WALTHAM, Mass. (Dec. 24)
A search for “Jewish Women” on the Barnes & Noble Internet site produces a list of 405 titles.
But few of these volumes focus on Jewish women living outside North America and Israel: The groundswell of scholarship on Jewish women’s issues that has risen since the 1970s and the feminist breakthrough has yet to hit the shores of the rest of the Diaspora.
“There is no book-length study” on the Jewish women of Chile, Marjorie Agosin, an author and professor of Spanish at Wellesley College, told a recent gathering of about 100 Jewish women scholars and communal activists at Brandeis University.
Chile is not alone. Several countries with long, proud Jewish histories have no monographs on the contribution of Jewish women.
Enter Brandeis’ International Research Institute on Jewish Women.
The institute grew out of a need for more research on American Jewish women, which the National Commission on American Jewish Women recognized in the 1995 study “Voices for Change,” sponsored by Hadassah, the Woman’s Zionist Organization of America.
The 23-member commission was chaired by Shulamit Reinharz, director of women’s studies at Brandeis, who now serves as a co-director of the research institute with author and Brandeis Professor Sylvia Barack Fishman. Barbra Streisand is the institute’s honorary chair.
Since its founding in 1997 by Hadassah, the institute has developed into a resource for funding and disseminating scholarship on Jewish women by publishing studies, books and articles, and by sponsoring research projects and a World Wide Web site.

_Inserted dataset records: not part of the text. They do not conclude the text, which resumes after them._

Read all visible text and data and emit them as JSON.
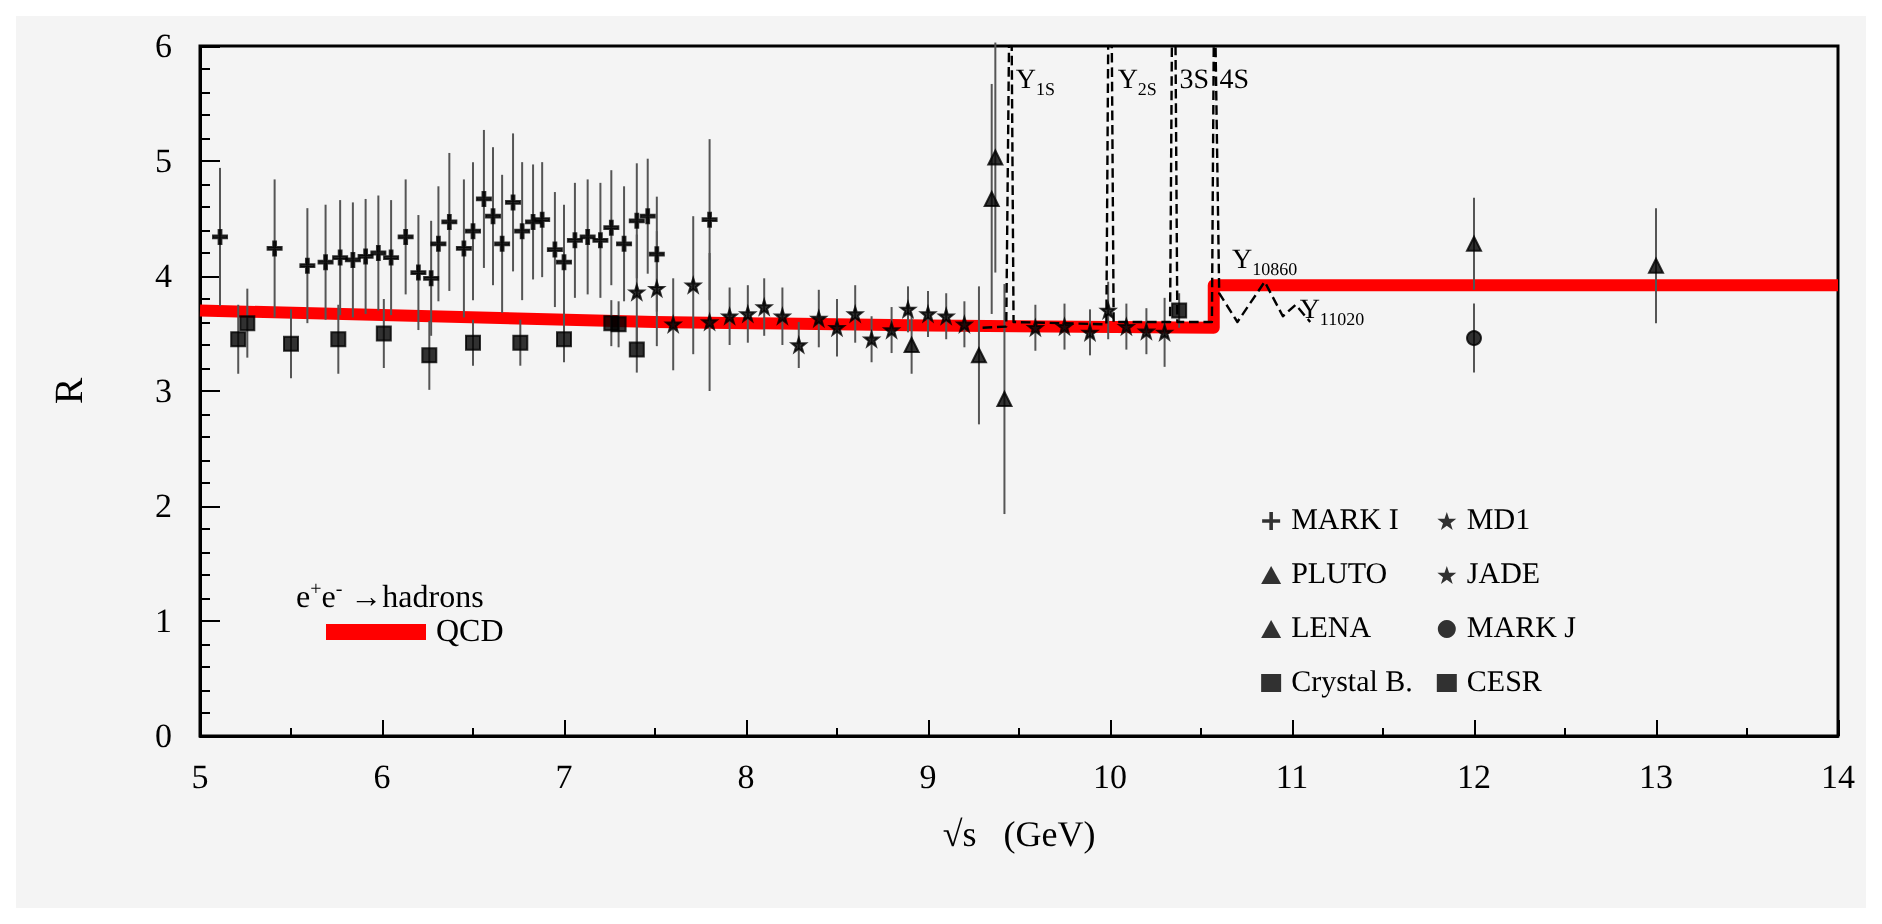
{
  "chart_data": {
    "type": "scatter",
    "xlabel": "√s   (GeV)",
    "ylabel": "R",
    "xlim": [
      5,
      14
    ],
    "xticks": [
      5,
      6,
      7,
      8,
      9,
      10,
      11,
      12,
      13,
      14
    ],
    "ylim": [
      0,
      6
    ],
    "yticks": [
      0,
      1,
      2,
      3,
      4,
      5,
      6
    ],
    "grid": false,
    "legend": "bottom right",
    "annotations": [
      {
        "text": "Υ$_{1S}$",
        "x": 9.46,
        "y": 5.7
      },
      {
        "text": "Υ$_{2S}$",
        "x": 10.02,
        "y": 5.7
      },
      {
        "text": "3S",
        "x": 10.36,
        "y": 5.7
      },
      {
        "text": "4S",
        "x": 10.58,
        "y": 5.7
      },
      {
        "text": "Υ$_{10860}$",
        "x": 10.85,
        "y": 3.95
      },
      {
        "text": "Υ$_{11020}$",
        "x": 11.02,
        "y": 3.7
      },
      "e$^{+}$e$^{-}$ →hadrons"
    ],
    "series": [
      {
        "name": "MARK I",
        "color": "#000000",
        "marker": "cross",
        "x": [
          5.11,
          5.41,
          5.59,
          5.69,
          5.77,
          5.84,
          5.91,
          5.98,
          6.05,
          6.13,
          6.2,
          6.27,
          6.31,
          6.37,
          6.45,
          6.5,
          6.56,
          6.61,
          6.66,
          6.72,
          6.77,
          6.83,
          6.88,
          6.95,
          7.0,
          7.06,
          7.13,
          7.2,
          7.26,
          7.33,
          7.4,
          7.46,
          7.51,
          7.8
        ],
        "values": [
          4.34,
          4.24,
          4.09,
          4.12,
          4.16,
          4.14,
          4.17,
          4.2,
          4.16,
          4.34,
          4.03,
          3.98,
          4.28,
          4.47,
          4.24,
          4.39,
          4.67,
          4.52,
          4.28,
          4.64,
          4.39,
          4.47,
          4.49,
          4.23,
          4.12,
          4.31,
          4.34,
          4.31,
          4.42,
          4.28,
          4.48,
          4.52,
          4.19,
          4.49
        ],
        "errors": [
          0.6,
          0.6,
          0.5,
          0.5,
          0.5,
          0.5,
          0.5,
          0.5,
          0.5,
          0.5,
          0.5,
          0.5,
          0.5,
          0.6,
          0.6,
          0.6,
          0.6,
          0.6,
          0.6,
          0.6,
          0.6,
          0.5,
          0.5,
          0.5,
          0.5,
          0.5,
          0.5,
          0.5,
          0.5,
          0.5,
          0.5,
          0.5,
          0.5,
          0.7
        ]
      },
      {
        "name": "PLUTO",
        "color": "#000000",
        "marker": "triangle",
        "x": [
          9.35,
          9.37,
          9.42,
          12.0,
          13.0
        ],
        "values": [
          4.67,
          5.03,
          2.93,
          4.28,
          4.09
        ],
        "errors": [
          1.0,
          1.0,
          1.0,
          0.4,
          0.5
        ]
      },
      {
        "name": "LENA",
        "color": "#000000",
        "marker": "triangle",
        "x": [
          8.91,
          9.28
        ],
        "values": [
          3.4,
          3.31
        ],
        "errors": [
          0.25,
          0.6
        ]
      },
      {
        "name": "Crystal B.",
        "color": "#000000",
        "marker": "square",
        "x": [
          5.21,
          5.26,
          5.5,
          5.76,
          6.01,
          6.26,
          6.5,
          6.76,
          7.0,
          7.26,
          7.3,
          7.4
        ],
        "values": [
          3.45,
          3.59,
          3.41,
          3.45,
          3.5,
          3.31,
          3.42,
          3.42,
          3.45,
          3.59,
          3.58,
          3.36
        ],
        "errors": [
          0.3,
          0.3,
          0.3,
          0.3,
          0.3,
          0.3,
          0.2,
          0.2,
          0.2,
          0.2,
          0.2,
          0.2
        ]
      },
      {
        "name": "MD1",
        "color": "#000000",
        "marker": "star",
        "x": [
          7.91,
          8.01,
          8.1,
          8.2,
          8.29,
          8.4,
          8.5,
          8.6,
          8.69,
          8.8,
          8.89,
          9.0,
          9.1,
          9.2,
          9.59,
          9.75,
          9.89,
          9.99,
          10.09,
          10.2,
          10.3
        ],
        "values": [
          3.65,
          3.67,
          3.73,
          3.65,
          3.4,
          3.63,
          3.55,
          3.67,
          3.45,
          3.53,
          3.71,
          3.67,
          3.65,
          3.58,
          3.55,
          3.56,
          3.51,
          3.7,
          3.56,
          3.52,
          3.51
        ],
        "errors": [
          0.25,
          0.25,
          0.25,
          0.25,
          0.2,
          0.25,
          0.25,
          0.25,
          0.2,
          0.2,
          0.2,
          0.2,
          0.2,
          0.2,
          0.2,
          0.2,
          0.2,
          0.25,
          0.2,
          0.2,
          0.3
        ]
      },
      {
        "name": "JADE",
        "color": "#000000",
        "marker": "star",
        "x": [
          7.4,
          7.51,
          7.6,
          7.71,
          7.8
        ],
        "values": [
          3.86,
          3.89,
          3.58,
          3.92,
          3.6
        ],
        "errors": [
          0.5,
          0.5,
          0.4,
          0.6,
          0.6
        ]
      },
      {
        "name": "MARK J",
        "color": "#000000",
        "marker": "circle",
        "x": [
          12.0
        ],
        "values": [
          3.46
        ],
        "errors": [
          0.3
        ]
      },
      {
        "name": "CESR",
        "color": "#000000",
        "marker": "square",
        "x": [
          10.38
        ],
        "values": [
          3.7
        ],
        "errors": [
          0.15
        ]
      },
      {
        "name": "QCD",
        "type": "line",
        "color": "#ff0000",
        "marker": "none",
        "x": [
          5,
          7.5,
          9,
          10.57,
          10.57,
          14
        ],
        "values": [
          3.7,
          3.6,
          3.57,
          3.55,
          3.92,
          3.92
        ]
      },
      {
        "type": "line",
        "color": "#000000",
        "marker": "none",
        "line_style": "dashed",
        "x": [
          9.3,
          9.43,
          9.445,
          9.46,
          9.47,
          9.98,
          9.99,
          10.01,
          10.02,
          10.33,
          10.34,
          10.36,
          10.37,
          10.56,
          10.57,
          10.58,
          10.6,
          10.7,
          10.85,
          10.95,
          11.02,
          11.1
        ],
        "values": [
          3.55,
          3.56,
          6,
          6,
          3.6,
          3.58,
          6,
          6,
          3.6,
          3.6,
          6,
          6,
          3.6,
          3.6,
          6,
          6,
          3.85,
          3.6,
          3.95,
          3.65,
          3.75,
          3.6
        ]
      }
    ]
  }
}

But even before those activities get into full swing, conferences like the recent one held at Brandeis are creating an international network of women who can benefit from each other’s research and experiences.
This year’s conference, titled “Studying Jewish Women,” featured historical chronologies and documentary slide shows peppered with personal anecdotes. The atmosphere in the brick-walled room overlooking the campus was warm and intimate.

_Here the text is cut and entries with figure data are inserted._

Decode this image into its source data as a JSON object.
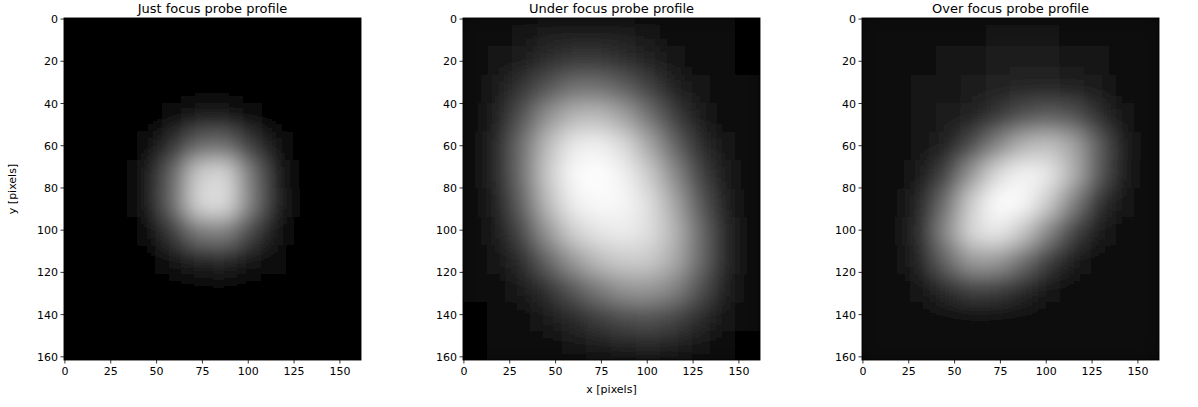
{
  "chart_data": [
    {
      "type": "heatmap",
      "title": "Just focus probe profile",
      "y_label": "y [pixels]",
      "color": "gray",
      "xlim": [
        -0.5,
        161.5
      ],
      "ylim": [
        161.5,
        -0.5
      ],
      "xticks": [
        0,
        25,
        50,
        75,
        100,
        125,
        150
      ],
      "yticks": [
        0,
        20,
        40,
        60,
        80,
        100,
        120,
        140,
        160
      ],
      "cells": [
        [
          0,
          0,
          0,
          0,
          0,
          0,
          0,
          0,
          0,
          0,
          0,
          0
        ],
        [
          0,
          0,
          0,
          0,
          0,
          0,
          0,
          0,
          0,
          0,
          0,
          0
        ],
        [
          0,
          0,
          0,
          0,
          0.01,
          0.02,
          0.02,
          0.01,
          0,
          0,
          0,
          0
        ],
        [
          0,
          0,
          0,
          0.01,
          0.06,
          0.11,
          0.11,
          0.06,
          0.02,
          0,
          0,
          0
        ],
        [
          0,
          0,
          0.01,
          0.06,
          0.21,
          0.41,
          0.43,
          0.24,
          0.07,
          0.01,
          0,
          0
        ],
        [
          0,
          0,
          0.02,
          0.11,
          0.41,
          0.81,
          0.85,
          0.48,
          0.14,
          0.02,
          0,
          0
        ],
        [
          0,
          0,
          0.02,
          0.11,
          0.43,
          0.85,
          0.88,
          0.5,
          0.15,
          0.02,
          0,
          0
        ],
        [
          0,
          0,
          0.01,
          0.06,
          0.24,
          0.48,
          0.5,
          0.28,
          0.08,
          0.01,
          0,
          0
        ],
        [
          0,
          0,
          0,
          0.02,
          0.07,
          0.14,
          0.15,
          0.08,
          0.03,
          0,
          0,
          0
        ],
        [
          0,
          0,
          0,
          0,
          0.01,
          0.02,
          0.02,
          0.01,
          0,
          0,
          0,
          0
        ],
        [
          0,
          0,
          0,
          0,
          0,
          0,
          0,
          0,
          0,
          0,
          0,
          0
        ],
        [
          0,
          0,
          0,
          0,
          0,
          0,
          0,
          0,
          0,
          0,
          0,
          0
        ]
      ]
    },
    {
      "type": "heatmap",
      "title": "Under focus probe profile",
      "x_label": "x [pixels]",
      "color": "gray",
      "xlim": [
        -0.5,
        161.5
      ],
      "ylim": [
        161.5,
        -0.5
      ],
      "xticks": [
        0,
        25,
        50,
        75,
        100,
        125,
        150
      ],
      "yticks": [
        0,
        20,
        40,
        60,
        80,
        100,
        120,
        140,
        160
      ],
      "cells": [
        [
          0.03,
          0.05,
          0.08,
          0.1,
          0.12,
          0.12,
          0.1,
          0.08,
          0.06,
          0.04,
          0.03,
          0.02
        ],
        [
          0.04,
          0.07,
          0.12,
          0.18,
          0.22,
          0.22,
          0.18,
          0.13,
          0.08,
          0.05,
          0.03,
          0.02
        ],
        [
          0.05,
          0.1,
          0.22,
          0.35,
          0.45,
          0.45,
          0.38,
          0.26,
          0.14,
          0.07,
          0.04,
          0.03
        ],
        [
          0.06,
          0.14,
          0.35,
          0.58,
          0.72,
          0.74,
          0.64,
          0.45,
          0.25,
          0.11,
          0.05,
          0.03
        ],
        [
          0.06,
          0.17,
          0.45,
          0.75,
          0.92,
          0.95,
          0.86,
          0.66,
          0.4,
          0.18,
          0.07,
          0.03
        ],
        [
          0.05,
          0.16,
          0.46,
          0.8,
          0.98,
          1,
          0.95,
          0.8,
          0.55,
          0.27,
          0.1,
          0.04
        ],
        [
          0.05,
          0.13,
          0.4,
          0.74,
          0.94,
          0.98,
          0.97,
          0.88,
          0.66,
          0.36,
          0.13,
          0.05
        ],
        [
          0.04,
          0.1,
          0.3,
          0.6,
          0.82,
          0.9,
          0.93,
          0.88,
          0.72,
          0.43,
          0.16,
          0.05
        ],
        [
          0.03,
          0.07,
          0.18,
          0.4,
          0.6,
          0.74,
          0.8,
          0.8,
          0.68,
          0.43,
          0.17,
          0.05
        ],
        [
          0.03,
          0.05,
          0.1,
          0.2,
          0.35,
          0.48,
          0.58,
          0.6,
          0.52,
          0.33,
          0.13,
          0.04
        ],
        [
          0.02,
          0.04,
          0.06,
          0.1,
          0.16,
          0.24,
          0.3,
          0.32,
          0.28,
          0.18,
          0.08,
          0.03
        ],
        [
          0.02,
          0.03,
          0.04,
          0.06,
          0.08,
          0.11,
          0.14,
          0.15,
          0.13,
          0.09,
          0.05,
          0.02
        ]
      ]
    },
    {
      "type": "heatmap",
      "title": "Over focus probe profile",
      "color": "gray",
      "xlim": [
        -0.5,
        161.5
      ],
      "ylim": [
        161.5,
        -0.5
      ],
      "xticks": [
        0,
        25,
        50,
        75,
        100,
        125,
        150
      ],
      "yticks": [
        0,
        20,
        40,
        60,
        80,
        100,
        120,
        140,
        160
      ],
      "cells": [
        [
          0.03,
          0.03,
          0.04,
          0.05,
          0.06,
          0.07,
          0.07,
          0.07,
          0.06,
          0.05,
          0.04,
          0.03
        ],
        [
          0.03,
          0.04,
          0.05,
          0.07,
          0.09,
          0.1,
          0.1,
          0.1,
          0.09,
          0.07,
          0.05,
          0.03
        ],
        [
          0.03,
          0.05,
          0.07,
          0.09,
          0.11,
          0.13,
          0.15,
          0.15,
          0.14,
          0.1,
          0.06,
          0.04
        ],
        [
          0.04,
          0.06,
          0.08,
          0.1,
          0.14,
          0.22,
          0.32,
          0.38,
          0.34,
          0.2,
          0.08,
          0.04
        ],
        [
          0.04,
          0.06,
          0.08,
          0.14,
          0.3,
          0.52,
          0.7,
          0.76,
          0.66,
          0.38,
          0.12,
          0.05
        ],
        [
          0.04,
          0.06,
          0.1,
          0.28,
          0.6,
          0.86,
          0.96,
          0.92,
          0.7,
          0.36,
          0.1,
          0.05
        ],
        [
          0.04,
          0.06,
          0.16,
          0.46,
          0.82,
          1,
          0.98,
          0.8,
          0.5,
          0.2,
          0.07,
          0.04
        ],
        [
          0.04,
          0.06,
          0.2,
          0.56,
          0.86,
          0.92,
          0.78,
          0.52,
          0.26,
          0.1,
          0.05,
          0.04
        ],
        [
          0.04,
          0.06,
          0.16,
          0.42,
          0.62,
          0.6,
          0.44,
          0.24,
          0.1,
          0.05,
          0.05,
          0.04
        ],
        [
          0.04,
          0.05,
          0.08,
          0.18,
          0.26,
          0.24,
          0.16,
          0.08,
          0.04,
          0.04,
          0.05,
          0.04
        ],
        [
          0.04,
          0.05,
          0.05,
          0.05,
          0.05,
          0.04,
          0.03,
          0.03,
          0.04,
          0.05,
          0.05,
          0.04
        ],
        [
          0.04,
          0.05,
          0.06,
          0.06,
          0.06,
          0.06,
          0.06,
          0.06,
          0.06,
          0.05,
          0.05,
          0.04
        ]
      ]
    }
  ]
}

“It was family,” said Ellen Canon, professor of political science and public policy at Northeastern Illinois University in Chicago. “It wasn’t statistics.”
Farideh Dayanim Goldin, a native of Shiraz, Iran, now living in Virginia, said the conference gives women “courage to do research on subjects they otherwise might not.”

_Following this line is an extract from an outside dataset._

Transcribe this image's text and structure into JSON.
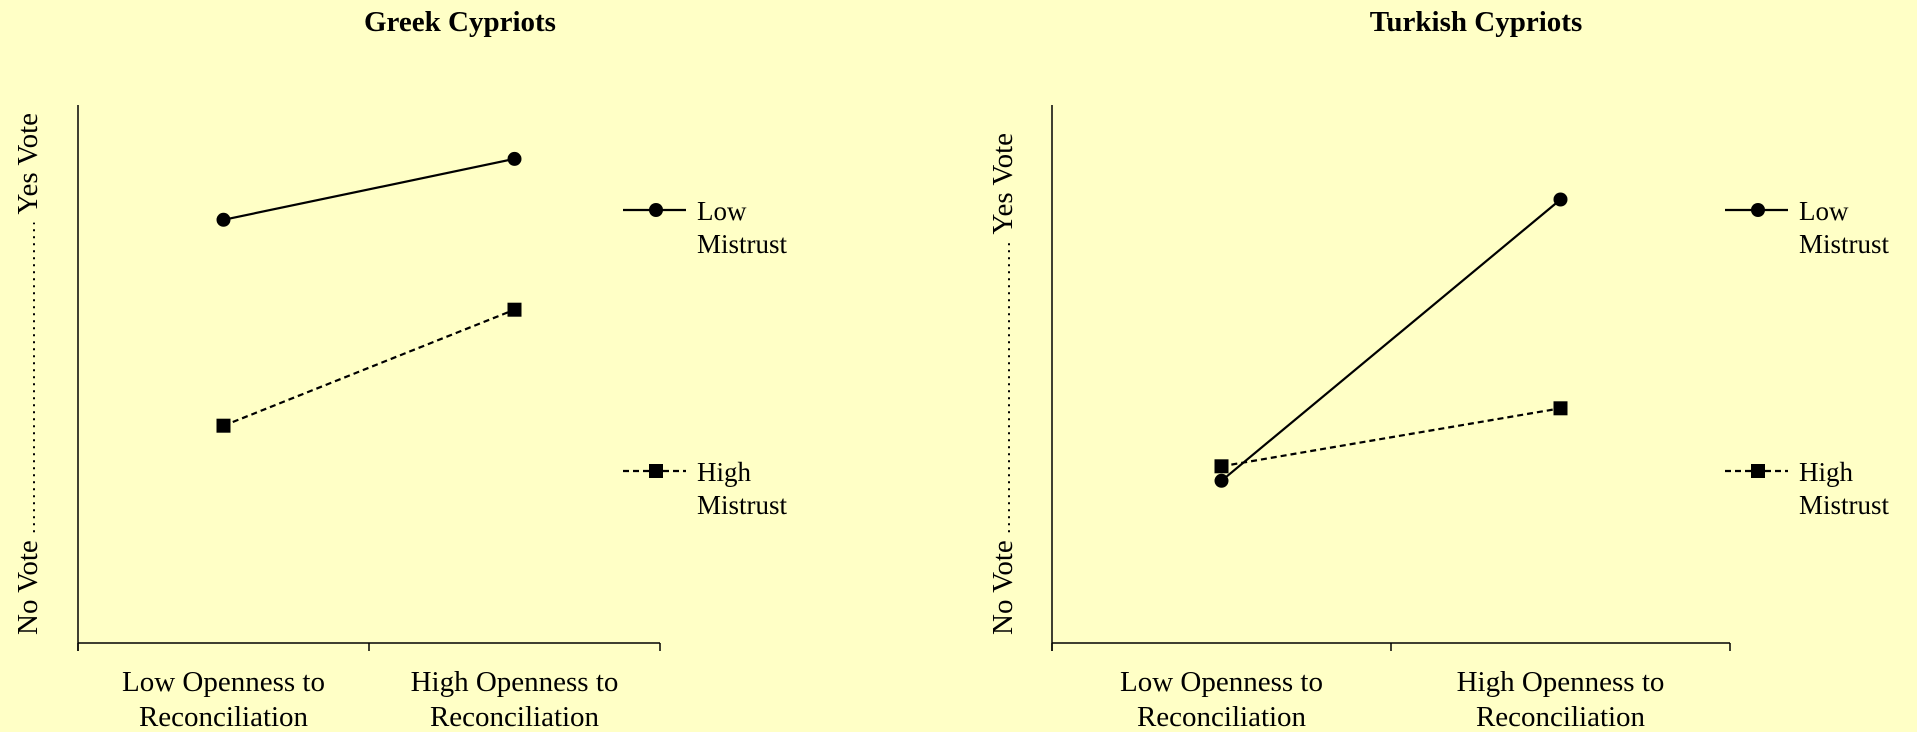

Goldin has submitted her collection of contemporary Persian Jewish women’s poetry to the institute for publication.
Her account of her young life in Iran and her subsequent efforts to compile the anthology was one of the most moving of the conference’s presentations, which included a keynote address by Alice Shalvi, the doyenne of Israeli feminism.
Shalvi said Americans can play a catalytic role for Jewish women across the globe by setting an example as an academic and social presence.
But to conference participants — which included women from Argentina, Algeria, Colombia, Mexico, Hungary and Russia — perhaps the most important contribution the institute can make to the field is creating an environment of cross- cultural exchange.
“We think only about Israel and America, and whoever is making aliyah,” said Gail Twersky Reimer, director of the Jewish Women’s Archives in Brookline, Mass., which compiles and chronicles Jewish women’s history, focusing on the United States, through conferences, educational programs and a Web site.
“It’s important to be reminded of communities all over the world, with their own sets of issues,” Reimer said.
Some of the issues raised by the international panelists at Brandeis centered on Jewish women’s roles in helping communities adjust to decolonization and migration, women’s physical experience and their response to memory and death.
“For me, one of the most exciting aspects of the IRIJW conference was the medium, rather than the message,” Susan Weidman Schneider, founder and editor- in-chief of Lilith magazine, and a member of the research institute’s academic advisory board, wrote in an e-mail message after the Dec. 16-19 gathering.
She said she would include the names of the speakers and participants in Lilith’s Talent Bank, a resource of Jewish women experts.
“It was a wonderful opportunity to be under one roof with women whose work we may know but whose faces were, until last week, unfamiliar,” she wrote. She added that two upcoming issues of Lilith will deal with topics covered at the conference: Jewish women’s writings from Latin America and the experiences of women in Eastern Europe since the fall of communism.
Tania Reytan-Marincheska, founder of the National Council of Jewish Women in Bulgaria, called the conference “a revelation.”
Reytan-Marincheska, who runs a program for refugees and migrants at the Bulgarian Helsinki Project, said was impressed by the academic level of discourse and the universal themes she heard in the presentations of the other speakers.
“I really feel part of a small world,” she said.